L’Ebraismo impone che la sepoltura avvenga nello stesso giorno della morte; può essere posticipata nel caso sia necessario del tempo per radunare i cari del defunto.
Il defunto viene avvolto in un semplice lenzuolo funebre a cui si aggiunge, per gli uomini, lo scialle della preghiera con le frange tagliate (Talled) in segno di lutto e di perdita: questo dà rilievo al fatto che tutti gli esseri umani sono uguali. La bara necessaria al trasporto del corpo è semplice e fatta di legno.
Al funerale è usanza comune che un rabbino o un parente stretto del defunto, pronunci un discorso funebre (Hesped), indicando i pregi del defunto. Secondo la tradizione, lo scopo è quello di far piangere i parenti del morto, aiutandoli a sfogare ed esprimere il loro dolore.
Dopo il funerale, gli Ebrei osservano una settimana di lutto (Shiva), il cui nome attinge al termine ebraico che indica il numero “sette”. Durante questa settimana, i parenti del defunto rimangono in casa, seduti su bassi sgabelli. I “sette giorni” sono osservati dai genitori, dai figli, dai coniugi e dai fratelli del deceduto, preferibilmente insieme nella casa del defunto. I membri della comunità li raggiungono per celebrare alcuni riti di preghiera, per portar loro del cibo e far loro visite di solidarietà.

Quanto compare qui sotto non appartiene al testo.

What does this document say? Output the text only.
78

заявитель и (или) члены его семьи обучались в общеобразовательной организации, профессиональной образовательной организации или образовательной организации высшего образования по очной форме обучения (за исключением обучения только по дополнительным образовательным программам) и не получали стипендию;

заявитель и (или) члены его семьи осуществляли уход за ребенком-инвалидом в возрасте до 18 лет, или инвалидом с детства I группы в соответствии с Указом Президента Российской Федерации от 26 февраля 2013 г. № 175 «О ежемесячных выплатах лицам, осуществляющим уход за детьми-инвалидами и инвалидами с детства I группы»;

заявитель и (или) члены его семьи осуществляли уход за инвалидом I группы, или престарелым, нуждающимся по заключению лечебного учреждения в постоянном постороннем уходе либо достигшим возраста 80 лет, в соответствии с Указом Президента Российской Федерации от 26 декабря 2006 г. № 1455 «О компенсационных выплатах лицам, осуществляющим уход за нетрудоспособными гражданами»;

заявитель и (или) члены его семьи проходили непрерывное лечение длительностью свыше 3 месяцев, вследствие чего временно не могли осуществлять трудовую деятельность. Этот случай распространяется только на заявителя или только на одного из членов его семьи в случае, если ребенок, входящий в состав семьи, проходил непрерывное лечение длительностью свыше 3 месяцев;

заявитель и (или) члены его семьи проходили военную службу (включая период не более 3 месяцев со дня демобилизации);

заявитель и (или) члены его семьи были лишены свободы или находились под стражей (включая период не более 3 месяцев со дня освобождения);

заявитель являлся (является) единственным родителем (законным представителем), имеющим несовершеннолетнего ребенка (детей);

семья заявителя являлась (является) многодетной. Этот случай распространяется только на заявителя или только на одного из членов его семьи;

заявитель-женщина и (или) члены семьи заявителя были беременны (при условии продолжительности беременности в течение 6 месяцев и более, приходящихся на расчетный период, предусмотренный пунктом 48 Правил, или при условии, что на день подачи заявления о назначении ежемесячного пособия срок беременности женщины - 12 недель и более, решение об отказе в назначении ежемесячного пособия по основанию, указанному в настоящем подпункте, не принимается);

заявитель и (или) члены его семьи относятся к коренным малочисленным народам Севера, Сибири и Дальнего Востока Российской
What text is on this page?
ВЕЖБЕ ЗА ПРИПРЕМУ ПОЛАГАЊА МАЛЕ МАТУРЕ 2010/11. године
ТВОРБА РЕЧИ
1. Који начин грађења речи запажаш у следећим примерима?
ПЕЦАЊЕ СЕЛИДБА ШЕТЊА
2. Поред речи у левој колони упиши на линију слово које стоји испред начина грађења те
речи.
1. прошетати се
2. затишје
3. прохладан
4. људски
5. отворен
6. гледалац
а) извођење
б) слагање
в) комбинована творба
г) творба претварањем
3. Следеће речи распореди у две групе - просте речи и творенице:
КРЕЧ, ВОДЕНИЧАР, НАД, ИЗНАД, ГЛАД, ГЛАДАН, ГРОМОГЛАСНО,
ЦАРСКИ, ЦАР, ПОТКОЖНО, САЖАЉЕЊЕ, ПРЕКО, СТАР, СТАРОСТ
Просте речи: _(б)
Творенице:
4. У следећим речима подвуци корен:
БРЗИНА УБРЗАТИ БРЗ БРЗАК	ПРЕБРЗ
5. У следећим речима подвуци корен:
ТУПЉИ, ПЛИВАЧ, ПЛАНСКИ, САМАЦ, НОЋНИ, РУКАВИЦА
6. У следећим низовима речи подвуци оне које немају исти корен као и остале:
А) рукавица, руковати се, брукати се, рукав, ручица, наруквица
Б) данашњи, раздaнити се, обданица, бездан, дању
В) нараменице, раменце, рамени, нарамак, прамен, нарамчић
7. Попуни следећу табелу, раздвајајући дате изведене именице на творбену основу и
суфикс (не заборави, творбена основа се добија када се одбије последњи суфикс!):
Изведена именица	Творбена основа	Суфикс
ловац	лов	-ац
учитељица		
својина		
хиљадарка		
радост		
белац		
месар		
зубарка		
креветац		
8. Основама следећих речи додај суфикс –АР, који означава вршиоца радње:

Chi è in lutto non può radersi, lavarsi e indossare scarpe di pelle. In casa, tutti gli specchi devono essere coperti. La settimana di Shiva è parte del mese di lutto (sheloshim, dal numero “trenta”, che fa riferimento ai giorni del mese) che, dopo i primi sette giorni, segue con un’attitudine meno intensa; in questo mese i parenti del defunto non partecipano a celebrazioni, non si radono, non si tagliano i capelli e non ascoltano musica. Anche nei dodici mesi successivi alla morte della persona cara, si evita di partecipare a feste o concerti. Durante questo periodo, viene recitato ilKaddish, una preghiera in onore del morto, in ogni momento principale di preghiera.
Al termine di un anno le tradizioni relative al lutto terminano. Il defunto verrà ricordato nel giorno dell’anniversario di morte (Yahrzeit): in questa occasione i familiari recitano il Kaddish nella sinagoga e accendono una candela in sua memoria. Anche nel corso di alcune feste, viene recitata una preghiera speciale per i morti, nota come Yizkor.